On the advice of my foster care/adoption class facilitator, I'm currently reading, The Whole-Brain Child, and learning about how parents can help a child, especially those that have experienced trauma or neglect, connect the right side of their brain to the left, and the bottom half to the top. They do mention that the latter can be especially challenging for kids in general because their frontal cortex' are not fully developed, so parents should try to maintain developmentally appropriate expectations.
The authors share some helpful catch phrases to remember concepts, like "name it (an emotion) to tame it," but there is a lot of scientific information to take in. I won't remember it all, but I can imagine referring back to the book as needed. They give a lot of examples, which help the ideas come to life. I have always intuitively felt the value of telling our life stories, but who knew it played such a powerful role in the brain?
I'll admit that while reading strategies and stories from the book, I've flashed back several times to my own childhood and how my father often handled emotionally fraught situations in the exact opposite way than what they recommend.
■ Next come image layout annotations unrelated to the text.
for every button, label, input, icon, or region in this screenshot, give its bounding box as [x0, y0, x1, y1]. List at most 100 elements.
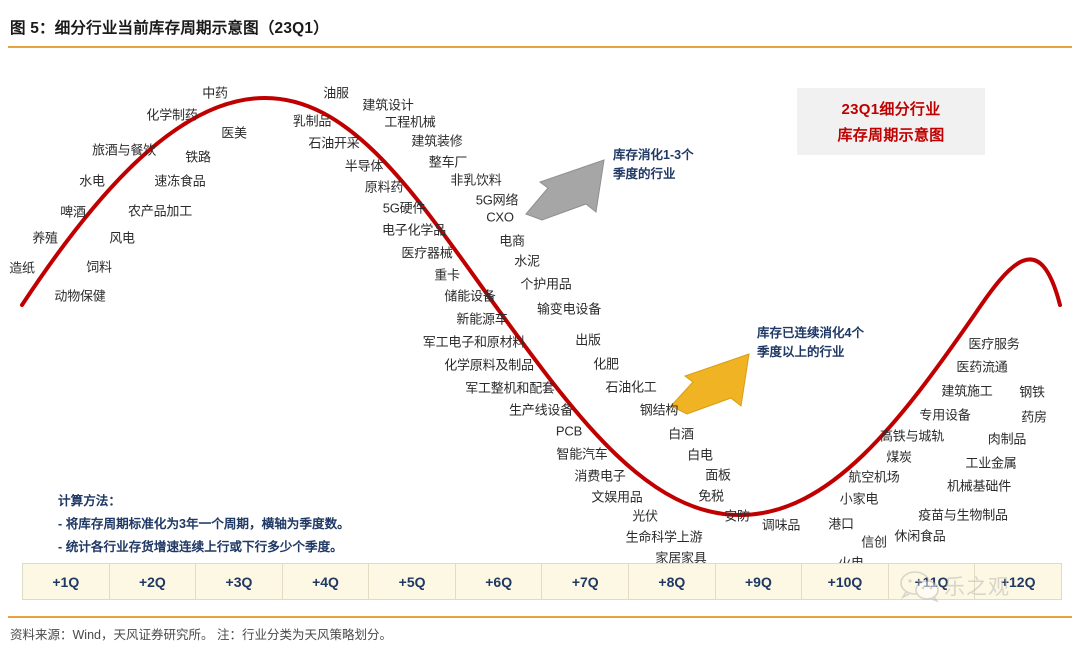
- industry-label: 小家电: [839, 491, 879, 507]
- gray-arrow-icon: [525, 159, 605, 221]
- callout-gray-line2: 季度的行业: [613, 167, 676, 182]
- industry-label: 工程机械: [384, 114, 436, 130]
- legend-line-2: 库存周期示意图: [837, 127, 945, 144]
- method-item-0: - 将库存周期标准化为3年一个周期，横轴为季度数。: [58, 516, 350, 531]
- industry-label: 面板: [705, 467, 731, 483]
- method-heading: 计算方法：: [58, 494, 121, 508]
- source-note: 资料来源：Wind，天风证券研究所。 注：行业分类为天风策略划分。: [10, 628, 392, 642]
- footer-divider: [8, 616, 1072, 618]
- industry-label: 专用设备: [919, 407, 971, 423]
- industry-label: 养殖: [32, 230, 58, 246]
- chart-plot-area: 库存消化1-3个 季度的行业 库存已连续消化4个 季度以上的行业 23Q1细分行…: [0, 52, 1080, 587]
- industry-label: 风电: [109, 230, 135, 246]
- industry-label: 医药流通: [956, 359, 1008, 375]
- industry-label: 出版: [575, 332, 601, 348]
- industry-label: PCB: [555, 423, 583, 439]
- industry-label: 化学制药: [146, 107, 198, 123]
- industry-label: 石油开采: [308, 135, 360, 151]
- industry-label: 旅酒与餐饮: [91, 142, 157, 158]
- inventory-cycle-curve: [20, 95, 1062, 518]
- industry-label: 文娱用品: [591, 489, 643, 505]
- industry-label: 个护用品: [520, 276, 572, 292]
- industry-label: 家居家具: [655, 550, 707, 566]
- industry-label: 铁路: [185, 149, 211, 165]
- industry-label: 水泥: [514, 253, 540, 269]
- industry-label: 消费电子: [574, 468, 626, 484]
- industry-label: 钢铁: [1019, 384, 1045, 400]
- industry-label: 安防: [724, 508, 750, 524]
- industry-label: 免税: [698, 488, 724, 504]
- industry-label: 农产品加工: [127, 203, 193, 219]
- callout-yellow: 库存已连续消化4个 季度以上的行业: [757, 324, 864, 363]
- industry-label: 军工电子和原材料: [422, 334, 526, 350]
- quarter-cell: +10Q: [802, 564, 889, 599]
- industry-label: 化肥: [593, 356, 619, 372]
- quarter-axis: +1Q +2Q +3Q +4Q +5Q +6Q +7Q +8Q +9Q +10Q +11Q +12Q: [22, 563, 1062, 600]
- method-item-1: - 统计各行业存货增速连续上行或下行多少个季度。: [58, 539, 343, 554]
- industry-label: 港口: [828, 516, 854, 532]
- industry-label: 造纸: [9, 260, 35, 276]
- industry-label: 药房: [1021, 409, 1047, 425]
- title-divider: [8, 46, 1072, 48]
- industry-label: 输变电设备: [536, 301, 602, 317]
- industry-label: 智能汽车: [556, 446, 608, 462]
- industry-label: 医疗器械: [401, 245, 453, 261]
- industry-label: 非乳饮料: [450, 172, 502, 188]
- quarter-cell: +5Q: [369, 564, 456, 599]
- page-title: 图 5：细分行业当前库存周期示意图（23Q1）: [10, 20, 329, 37]
- quarter-cell: +6Q: [455, 564, 543, 599]
- quarter-cell: +7Q: [542, 564, 630, 599]
- quarter-cell: +1Q: [23, 564, 110, 599]
- industry-label: 休闲食品: [894, 528, 946, 544]
- industry-label: 医疗服务: [968, 336, 1020, 352]
- quarter-cell: +4Q: [282, 564, 370, 599]
- callout-gray-line1: 库存消化1-3个: [613, 148, 694, 162]
- quarter-cell: +11Q: [888, 564, 976, 599]
- industry-label: 光伏: [632, 508, 658, 524]
- industry-label: 信创: [861, 534, 887, 550]
- legend-box: 23Q1细分行业 库存周期示意图: [797, 88, 985, 155]
- industry-label: 航空机场: [848, 469, 900, 485]
- industry-label: 医美: [221, 125, 247, 141]
- industry-label: 中药: [202, 85, 228, 101]
- callout-yellow-line2: 季度以上的行业: [757, 345, 845, 360]
- industry-label: 高铁与城轨: [879, 428, 945, 444]
- industry-label: 调味品: [761, 517, 801, 533]
- industry-label: 水电: [79, 173, 105, 189]
- industry-label: 电商: [499, 233, 525, 249]
- industry-label: 生产线设备: [508, 402, 574, 418]
- industry-label: 5G硬件: [382, 200, 426, 216]
- industry-label: 工业金属: [965, 455, 1017, 471]
- industry-label: 5G网络: [475, 192, 519, 208]
- industry-label: 电子化学品: [381, 222, 447, 238]
- industry-label: 饲料: [86, 259, 112, 275]
- industry-label: 啤酒: [60, 204, 86, 220]
- industry-label: 生命科学上游: [625, 529, 703, 545]
- industry-label: 钢结构: [639, 402, 679, 418]
- yellow-arrow-icon: [670, 353, 750, 415]
- industry-label: 肉制品: [987, 431, 1027, 447]
- industry-label: CXO: [486, 209, 514, 225]
- industry-label: 整车厂: [428, 154, 468, 170]
- industry-label: 煤炭: [886, 449, 912, 465]
- industry-label: 重卡: [434, 267, 460, 283]
- quarter-cell: +3Q: [196, 564, 283, 599]
- industry-label: 军工整机和配套: [465, 380, 555, 396]
- industry-label: 速冻食品: [154, 173, 206, 189]
- industry-label: 原料药: [364, 179, 404, 195]
- industry-label: 白电: [687, 447, 713, 463]
- quarter-cell: +9Q: [715, 564, 803, 599]
- industry-label: 机械基础件: [946, 478, 1012, 494]
- industry-label: 白酒: [668, 426, 694, 442]
- industry-label: 半导体: [344, 158, 384, 174]
- industry-label: 疫苗与生物制品: [918, 507, 1008, 523]
- quarter-cell: +8Q: [629, 564, 716, 599]
- industry-label: 建筑装修: [411, 133, 463, 149]
- callout-yellow-line1: 库存已连续消化4个: [757, 326, 864, 340]
- industry-label: 化学原料及制品: [444, 357, 534, 373]
- industry-label: 动物保健: [54, 288, 106, 304]
- industry-label: 石油化工: [605, 379, 657, 395]
- industry-label: 储能设备: [444, 288, 496, 304]
- industry-label: 乳制品: [292, 113, 332, 129]
- quarter-cell: +12Q: [975, 564, 1061, 599]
He was, shall we say, empathically challenged. I wish he had - and was willing to follow - this book!
Luckily, our brains can generate these pathways of connection at any age and heal from negative experiences and trauma. I've done a lot of healing in my life - interestingly, I can remember telling the story of the night my mom died many times in my life - and can see how further healing might happen as a parent when I handle emotional situations with my child in a more skillful way.